After you make your templates, you can transfer them to MDF or hardboard. Cut them out and smooth the edge with files and sandpaper. And put them in a safe place. While templates are easy to make, remaking lost ones is a grumpy affair.
— Christopher Schwarz
Thanks for teaching us how to fish.
As opposed to giving us the fish.
Well you know the saying.
The seat plan in the top figure shows a 10″ total width at the bottom of the seat, which must actually be 20″ wide to accommodate the diameter of the semi-circle on top of it with a 10″ radius. This does not compute in wiener-space.
Did you try zooming in to the top figure? At first glance, it kinda looks like a “10”, but resolves into a “20” at larger magnification.
It says 20″. Promise. Try cmd+ to zoom in on the image.
Thank you, you are absolutely correct! Sorry for the silly wiener-cavil–the small font had me fooled. Carry on in peace, pilgrims.
have not made a chair yet buts its on the list. Thank you for all you help an these plans. Always appreciated.
There is a much easier way for most people to widen the arm without having to use a french curve with virtually the same result.
For the left side arm in the plan view, mark a point 1.5 ” to the right of the intersection of the vertical center line and the line that is 2″ below the center point.
Draw a line from that point through the center point to intersect the outer (12″) circle. The distance from the initial point to the intersection with the circle is 14.5″ (recalling Pythagoras’s theorem we just made a 3,4,5 triangle but divided the lengths in half).
An arc of that length will hit the lower horizontal line at the desired 3″ hand width (12″ + 1″ + 1.5″ = 14.5″) and be tangent to the 12″ circle at the point of intersection found in the second step.
Mirror that for the other side.
I buy rolls of butcher’s paper in the restaurant supply section of warehouse stores (Sam’s Club, Costco). Get the non-waxed stuff you can write on with a pencil. It’s tougher than newsprint and easier to see pencil marks.
For me, 1/4″ MDF is more pleasant to work with than Masonite/hardboard, although I keep both on hand.
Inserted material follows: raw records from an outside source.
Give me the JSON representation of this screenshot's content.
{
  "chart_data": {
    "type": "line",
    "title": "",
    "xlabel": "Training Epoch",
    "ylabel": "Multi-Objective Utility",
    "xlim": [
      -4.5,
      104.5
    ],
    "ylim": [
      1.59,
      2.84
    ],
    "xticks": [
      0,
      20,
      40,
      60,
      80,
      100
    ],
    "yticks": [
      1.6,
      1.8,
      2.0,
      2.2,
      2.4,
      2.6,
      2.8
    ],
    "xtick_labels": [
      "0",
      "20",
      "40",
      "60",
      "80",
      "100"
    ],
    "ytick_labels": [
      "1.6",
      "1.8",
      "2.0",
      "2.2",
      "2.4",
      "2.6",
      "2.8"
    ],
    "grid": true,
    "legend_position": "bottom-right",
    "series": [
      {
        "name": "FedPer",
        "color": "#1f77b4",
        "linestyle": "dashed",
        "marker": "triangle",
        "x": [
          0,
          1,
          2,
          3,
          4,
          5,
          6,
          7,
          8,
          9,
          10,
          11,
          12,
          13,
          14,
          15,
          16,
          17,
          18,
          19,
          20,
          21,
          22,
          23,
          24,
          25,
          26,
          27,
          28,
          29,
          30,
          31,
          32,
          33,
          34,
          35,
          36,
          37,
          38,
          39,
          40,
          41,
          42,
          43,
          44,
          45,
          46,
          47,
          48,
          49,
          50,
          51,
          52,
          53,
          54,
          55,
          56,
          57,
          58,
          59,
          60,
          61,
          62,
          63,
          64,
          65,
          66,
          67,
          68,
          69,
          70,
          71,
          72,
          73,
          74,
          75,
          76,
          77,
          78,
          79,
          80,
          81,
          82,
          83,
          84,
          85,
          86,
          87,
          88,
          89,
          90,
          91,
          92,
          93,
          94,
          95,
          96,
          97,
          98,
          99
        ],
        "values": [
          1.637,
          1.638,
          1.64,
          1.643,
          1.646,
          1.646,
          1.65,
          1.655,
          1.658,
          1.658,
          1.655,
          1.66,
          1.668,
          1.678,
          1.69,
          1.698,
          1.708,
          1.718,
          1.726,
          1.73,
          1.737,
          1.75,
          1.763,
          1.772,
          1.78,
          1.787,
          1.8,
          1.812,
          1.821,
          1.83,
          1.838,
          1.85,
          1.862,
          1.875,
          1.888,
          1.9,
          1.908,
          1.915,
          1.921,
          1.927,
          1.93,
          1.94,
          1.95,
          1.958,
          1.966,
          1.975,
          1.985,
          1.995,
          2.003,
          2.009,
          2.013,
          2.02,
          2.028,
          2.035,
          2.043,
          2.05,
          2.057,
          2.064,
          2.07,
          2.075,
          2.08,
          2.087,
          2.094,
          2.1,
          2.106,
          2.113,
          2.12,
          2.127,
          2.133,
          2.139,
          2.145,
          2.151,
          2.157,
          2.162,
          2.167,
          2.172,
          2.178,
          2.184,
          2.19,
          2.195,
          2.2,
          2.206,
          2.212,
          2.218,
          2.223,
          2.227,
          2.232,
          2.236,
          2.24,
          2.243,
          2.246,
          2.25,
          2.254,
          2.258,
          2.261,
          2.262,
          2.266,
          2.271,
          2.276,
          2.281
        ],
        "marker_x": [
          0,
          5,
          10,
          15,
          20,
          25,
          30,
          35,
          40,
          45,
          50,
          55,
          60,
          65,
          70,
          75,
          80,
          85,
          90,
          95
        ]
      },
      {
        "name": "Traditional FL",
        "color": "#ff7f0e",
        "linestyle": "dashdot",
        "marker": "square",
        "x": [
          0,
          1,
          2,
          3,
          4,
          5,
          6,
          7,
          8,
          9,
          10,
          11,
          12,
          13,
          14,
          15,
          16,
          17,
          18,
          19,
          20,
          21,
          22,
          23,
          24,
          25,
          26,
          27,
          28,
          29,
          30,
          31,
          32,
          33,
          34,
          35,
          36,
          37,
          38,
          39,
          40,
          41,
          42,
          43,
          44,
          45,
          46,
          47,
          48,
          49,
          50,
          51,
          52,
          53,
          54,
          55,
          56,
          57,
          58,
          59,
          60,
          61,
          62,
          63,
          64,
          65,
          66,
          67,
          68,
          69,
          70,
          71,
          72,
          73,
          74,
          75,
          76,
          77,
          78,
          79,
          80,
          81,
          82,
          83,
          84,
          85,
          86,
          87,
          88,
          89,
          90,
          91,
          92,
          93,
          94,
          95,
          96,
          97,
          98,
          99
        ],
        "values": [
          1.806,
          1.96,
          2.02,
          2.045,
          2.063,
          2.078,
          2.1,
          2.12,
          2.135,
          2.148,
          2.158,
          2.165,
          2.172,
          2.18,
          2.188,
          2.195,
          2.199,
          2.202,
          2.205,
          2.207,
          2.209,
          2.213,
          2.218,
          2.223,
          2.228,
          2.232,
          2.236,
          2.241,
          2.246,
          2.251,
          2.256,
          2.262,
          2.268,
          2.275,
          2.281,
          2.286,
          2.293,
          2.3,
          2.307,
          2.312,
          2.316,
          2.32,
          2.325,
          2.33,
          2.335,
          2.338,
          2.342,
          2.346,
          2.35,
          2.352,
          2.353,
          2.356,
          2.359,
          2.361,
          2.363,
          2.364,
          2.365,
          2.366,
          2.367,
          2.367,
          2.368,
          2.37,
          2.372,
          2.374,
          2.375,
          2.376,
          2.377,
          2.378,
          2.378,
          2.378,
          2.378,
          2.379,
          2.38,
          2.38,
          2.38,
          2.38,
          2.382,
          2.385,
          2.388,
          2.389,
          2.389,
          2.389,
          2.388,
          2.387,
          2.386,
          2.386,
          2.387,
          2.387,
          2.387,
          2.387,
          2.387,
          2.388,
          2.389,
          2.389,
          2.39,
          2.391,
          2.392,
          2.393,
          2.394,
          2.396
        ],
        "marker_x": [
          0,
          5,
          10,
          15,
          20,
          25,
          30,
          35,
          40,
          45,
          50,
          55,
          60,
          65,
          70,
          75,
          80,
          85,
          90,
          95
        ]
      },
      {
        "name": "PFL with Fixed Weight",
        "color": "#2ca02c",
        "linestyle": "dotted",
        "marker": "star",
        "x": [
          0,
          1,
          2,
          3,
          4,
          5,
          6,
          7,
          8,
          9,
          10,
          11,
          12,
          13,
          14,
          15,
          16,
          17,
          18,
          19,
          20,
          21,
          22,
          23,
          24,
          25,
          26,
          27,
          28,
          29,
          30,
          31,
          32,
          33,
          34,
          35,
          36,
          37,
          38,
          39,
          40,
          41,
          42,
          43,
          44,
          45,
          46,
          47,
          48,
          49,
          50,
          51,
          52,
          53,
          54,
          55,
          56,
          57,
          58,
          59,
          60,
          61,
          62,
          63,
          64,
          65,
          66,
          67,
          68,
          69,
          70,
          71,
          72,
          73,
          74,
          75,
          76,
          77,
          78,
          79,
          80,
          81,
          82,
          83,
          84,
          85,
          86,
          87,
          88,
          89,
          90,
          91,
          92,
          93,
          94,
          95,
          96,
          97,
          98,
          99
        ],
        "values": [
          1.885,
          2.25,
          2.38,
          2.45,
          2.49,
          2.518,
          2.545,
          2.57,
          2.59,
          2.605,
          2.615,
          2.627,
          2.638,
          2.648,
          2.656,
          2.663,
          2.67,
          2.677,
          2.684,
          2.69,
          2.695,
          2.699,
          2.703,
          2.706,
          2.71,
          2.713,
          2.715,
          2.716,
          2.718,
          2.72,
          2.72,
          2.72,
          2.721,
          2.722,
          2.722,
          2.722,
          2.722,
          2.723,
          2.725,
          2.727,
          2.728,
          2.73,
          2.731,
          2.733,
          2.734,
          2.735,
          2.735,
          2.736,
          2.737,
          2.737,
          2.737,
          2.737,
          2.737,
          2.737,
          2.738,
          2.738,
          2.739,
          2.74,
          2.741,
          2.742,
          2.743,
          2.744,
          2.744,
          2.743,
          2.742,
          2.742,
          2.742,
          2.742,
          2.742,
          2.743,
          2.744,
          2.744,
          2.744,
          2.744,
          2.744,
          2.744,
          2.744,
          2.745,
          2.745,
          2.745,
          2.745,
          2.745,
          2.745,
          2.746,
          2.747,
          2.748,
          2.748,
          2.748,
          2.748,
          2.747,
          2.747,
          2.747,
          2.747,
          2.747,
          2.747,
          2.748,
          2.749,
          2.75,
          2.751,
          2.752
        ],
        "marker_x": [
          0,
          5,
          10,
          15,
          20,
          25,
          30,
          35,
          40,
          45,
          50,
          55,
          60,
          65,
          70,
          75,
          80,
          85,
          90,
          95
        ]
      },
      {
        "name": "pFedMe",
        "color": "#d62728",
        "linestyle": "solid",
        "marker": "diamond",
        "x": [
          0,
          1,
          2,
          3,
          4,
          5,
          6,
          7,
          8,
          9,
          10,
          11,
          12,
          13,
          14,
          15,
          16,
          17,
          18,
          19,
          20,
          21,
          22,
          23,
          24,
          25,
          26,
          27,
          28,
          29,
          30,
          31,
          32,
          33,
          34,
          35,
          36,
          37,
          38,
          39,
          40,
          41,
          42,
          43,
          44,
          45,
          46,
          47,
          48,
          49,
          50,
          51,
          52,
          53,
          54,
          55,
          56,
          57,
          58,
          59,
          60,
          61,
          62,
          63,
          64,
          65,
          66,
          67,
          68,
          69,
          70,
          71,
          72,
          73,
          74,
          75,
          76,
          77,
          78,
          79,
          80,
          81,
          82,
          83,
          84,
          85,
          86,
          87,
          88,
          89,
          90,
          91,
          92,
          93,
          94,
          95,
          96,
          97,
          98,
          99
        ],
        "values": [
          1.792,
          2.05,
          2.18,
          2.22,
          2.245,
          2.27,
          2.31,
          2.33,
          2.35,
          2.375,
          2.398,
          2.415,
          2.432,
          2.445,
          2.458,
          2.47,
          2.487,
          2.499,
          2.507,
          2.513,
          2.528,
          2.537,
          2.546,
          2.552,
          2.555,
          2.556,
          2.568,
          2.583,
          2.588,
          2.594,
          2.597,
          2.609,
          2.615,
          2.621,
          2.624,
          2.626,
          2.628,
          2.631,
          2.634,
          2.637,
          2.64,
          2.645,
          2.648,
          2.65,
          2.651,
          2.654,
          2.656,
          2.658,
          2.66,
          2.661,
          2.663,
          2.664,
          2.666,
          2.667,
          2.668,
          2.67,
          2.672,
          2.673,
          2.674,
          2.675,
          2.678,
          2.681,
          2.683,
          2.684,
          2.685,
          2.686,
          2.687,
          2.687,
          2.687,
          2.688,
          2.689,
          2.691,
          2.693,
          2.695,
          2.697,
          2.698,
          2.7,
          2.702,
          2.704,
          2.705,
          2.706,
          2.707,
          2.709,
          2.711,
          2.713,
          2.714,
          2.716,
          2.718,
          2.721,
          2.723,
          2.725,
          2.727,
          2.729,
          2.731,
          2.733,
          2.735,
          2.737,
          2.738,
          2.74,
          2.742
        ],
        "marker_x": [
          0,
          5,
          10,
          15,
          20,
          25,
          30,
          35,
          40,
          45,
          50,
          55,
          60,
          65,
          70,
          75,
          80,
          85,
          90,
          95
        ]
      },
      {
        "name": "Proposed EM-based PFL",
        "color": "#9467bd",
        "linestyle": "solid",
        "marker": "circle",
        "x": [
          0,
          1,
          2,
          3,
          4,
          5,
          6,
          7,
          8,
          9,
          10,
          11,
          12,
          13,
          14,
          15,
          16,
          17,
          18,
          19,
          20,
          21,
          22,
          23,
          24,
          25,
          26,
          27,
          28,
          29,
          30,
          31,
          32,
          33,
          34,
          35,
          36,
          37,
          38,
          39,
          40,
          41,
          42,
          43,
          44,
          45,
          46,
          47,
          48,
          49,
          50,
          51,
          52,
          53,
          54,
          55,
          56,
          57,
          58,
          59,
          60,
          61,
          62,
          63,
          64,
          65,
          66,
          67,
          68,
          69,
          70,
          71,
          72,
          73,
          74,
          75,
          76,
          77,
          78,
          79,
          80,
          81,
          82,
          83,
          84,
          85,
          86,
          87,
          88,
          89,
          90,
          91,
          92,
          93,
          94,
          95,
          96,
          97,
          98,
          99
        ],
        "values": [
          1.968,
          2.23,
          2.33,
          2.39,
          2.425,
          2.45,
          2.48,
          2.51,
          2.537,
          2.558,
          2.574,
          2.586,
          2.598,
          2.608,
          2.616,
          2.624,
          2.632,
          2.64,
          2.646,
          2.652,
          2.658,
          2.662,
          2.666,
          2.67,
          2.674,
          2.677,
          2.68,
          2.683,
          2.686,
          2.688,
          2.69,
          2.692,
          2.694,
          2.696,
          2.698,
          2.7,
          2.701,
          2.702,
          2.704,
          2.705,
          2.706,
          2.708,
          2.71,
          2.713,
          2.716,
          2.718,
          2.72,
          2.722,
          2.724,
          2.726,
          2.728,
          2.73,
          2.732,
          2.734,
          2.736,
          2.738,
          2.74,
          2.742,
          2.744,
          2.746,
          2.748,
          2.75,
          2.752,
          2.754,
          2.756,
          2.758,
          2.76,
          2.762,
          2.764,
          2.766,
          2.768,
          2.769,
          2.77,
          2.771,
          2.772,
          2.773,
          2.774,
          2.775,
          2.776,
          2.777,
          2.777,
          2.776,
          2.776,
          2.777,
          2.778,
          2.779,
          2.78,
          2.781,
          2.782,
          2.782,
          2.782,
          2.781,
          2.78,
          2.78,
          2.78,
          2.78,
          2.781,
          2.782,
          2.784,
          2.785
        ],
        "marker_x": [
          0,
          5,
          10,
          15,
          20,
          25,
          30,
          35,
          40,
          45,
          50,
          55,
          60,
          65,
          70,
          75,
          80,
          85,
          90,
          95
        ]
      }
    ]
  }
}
See- through templates are great when grain orientation and appearance matter. Like in chairs. A solid template can be skellatonized. Do that once and you may conclude that it is easier to make a plexiglass template. I use thin cheap plexiglass, recycled from cast off storm doors, etc. It can be pretty scratched up and still great for this purpose. Acrylic and polycarbonates cut clean if the heat build up is controlled so you’re making chips, not melting. A 6TPI hook tooth blade on the bandsaw works (in other words, I use the blade that’s already on my bandsaw 99% of the time). Melt-free, clean cuts with a coarse tooth wood blade in your jigsaw can be done by putting the acrylic sheet on top of at least one layer of corrugated cardboard, cutting through the stack. Turn the speed down, osillation off and don’t be tentative. Make a practice cut. You’ll be surprised at the smooth finish you get right off the blade.
You can achieve a similar curves using the trammel only. When you have drawn the inside curve, reset the trammel to 13″ radius, set the pivot 1″ below the original one and draw the arc. The top of the arc will be 2″ above the inner one, the hand ends will be 3″ out from them.